Saturday 19 June 2010

Help Lines

I have no life, because I have no life I often watch BBC parliament. I was watching as usual when a discussion (not held in the commons proper) on the new expense system and Independent Parliamentary Standards Authority (IPSA) :
If you wish to see it yourself please follow the link:
http://news.bbc.co.uk/democracylive/hi/house_of_commons/newsid_8747000/8747636.stm
During this, very chummy and very gentlemanly debate they attack IPSA for being bureaucratic and unhelpful. They accuse IPSA of being uncommunicative and it being impossible to meet with IPSA representative face to face.
Now I have no intention of defending IPSA. I am sure they are probably all of these things but to see a MP complaining about help liens and computer failure it sickens me. Every one, every last citizen whom they represent has to endure far worse customer service, far more remote bureaucratic systems while trying to deal with their local council or with their utility providers.
When MP complains that the expenses computer system is unreliable and difficult, they should remember that the E-government strategy was adopted by them. This strategy forced accesses to government service almost exclusively via computerised system was at the heart of the system those choose for us
When they complain about being unable to secure face to face meeting or incomprehensible help lines they should remember all the help lines there government manage that the very same accusation could be levied against. I challenge any reader to secure a face to face meeting with the tax office or navigate the maze of the tax office phone systems.
This debate was only funny because all it required Anne Robinson in order for it to be a MP watch dog special. They complain about misdirected E-mails and breach of security. I can barely stop from laughing. How many wrong letters or how much incorrect data flows from them every day without a single word.
Real people lose their houses, pay too much tax, lose jobs and much more because of these government systems and we get no special meeting in the house, we get no sympathetic press. The MP encounter one slightly difficult system and they run screaming to the press.
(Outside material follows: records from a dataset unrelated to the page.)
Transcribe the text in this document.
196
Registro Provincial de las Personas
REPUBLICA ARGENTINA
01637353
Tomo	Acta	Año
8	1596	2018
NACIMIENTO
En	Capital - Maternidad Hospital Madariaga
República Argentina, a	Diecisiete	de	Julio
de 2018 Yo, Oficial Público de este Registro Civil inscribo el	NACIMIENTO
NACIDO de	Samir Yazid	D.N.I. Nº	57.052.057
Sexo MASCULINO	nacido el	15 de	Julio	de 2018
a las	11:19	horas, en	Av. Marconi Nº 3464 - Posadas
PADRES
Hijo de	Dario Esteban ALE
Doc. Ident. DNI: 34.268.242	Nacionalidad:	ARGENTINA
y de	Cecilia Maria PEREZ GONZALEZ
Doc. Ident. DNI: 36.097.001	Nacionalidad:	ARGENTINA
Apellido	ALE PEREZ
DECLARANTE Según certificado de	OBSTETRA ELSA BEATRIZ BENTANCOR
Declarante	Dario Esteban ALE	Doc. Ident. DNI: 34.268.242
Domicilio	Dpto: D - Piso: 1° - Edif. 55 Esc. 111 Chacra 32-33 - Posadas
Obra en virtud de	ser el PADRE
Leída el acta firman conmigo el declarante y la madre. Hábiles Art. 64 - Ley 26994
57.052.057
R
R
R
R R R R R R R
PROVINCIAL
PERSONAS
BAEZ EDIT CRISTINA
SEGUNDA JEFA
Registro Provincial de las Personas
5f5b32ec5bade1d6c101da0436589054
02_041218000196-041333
They should be ashamed.
I will get a list of every member attending that debate and blog it soon, in the hope that when they fail to deal with your next complaint or when they seek your vote, you put them on hold or send them to the unemployment help line.

Friday 18 June 2010

Good save

Revealed yesterday where ten billion of either cuts or suspended commitments. http://news.bbc.co.uk/1/hi/politics/10341863.stm. Having read through them they seem to fall into two categories. Regeneration spending: I.E Sheffield Retail Quarter and youth reemployment schemes I.E Two year Jobseeker's Guarantee: £515m.
It is odd, however, to note all the discussion in Parliament and on the news focuses on one decisions re redevelopment of North Tees and Hartlepool hospital: £450m.Please note this is a redevelopment of an existing hospital and not, not building a badly needed new hospital. I cannot really see why all the focus is on this when the focus should be one why the government has merely suspended half these plans and not cut them all.
It seems to me that the last government was so busy acting as a proxy bank for half the suspended shames and the current government should not do the same even in better economic times. Let us take the Sheffield retail quarter development as an example and ask ourselves a very simple question. Is it really the governments jobs to build and fund shopping centres, to drive out small business and diversity from the high street?
Now some will argue that this will bring much needed jobs and taxes, excreta. This maybe, however, a privately funded project based on sound business would have done the same without requiring government funds or tying the government into the finical successes of a shopping centre. The same is true for the Sheffield Forgemasters International Limited and the University Enterprise Capital Fund and Leeds Holt Park Well-being Centre. These are projects which the private sector should have funded from the start.
Therefore we seem to have a government that instead of fixing the issue of private sector investment, instead of tackling banks investing our money into risky and isolated shares and investment projects and encouraging them to invest in British business as they should have done. Instead act as a pseudo bank at our cost.
My point here is simple this government need to recognise, not merely freeze, the last government’s errors. Half these projects deserve or should be able to receive private sector funds and if this is not happening the government need to mend the underlying issue and build into the finical system a benefit from banks investing in infrastructure programs and back into the British economy. Not to act like a bank.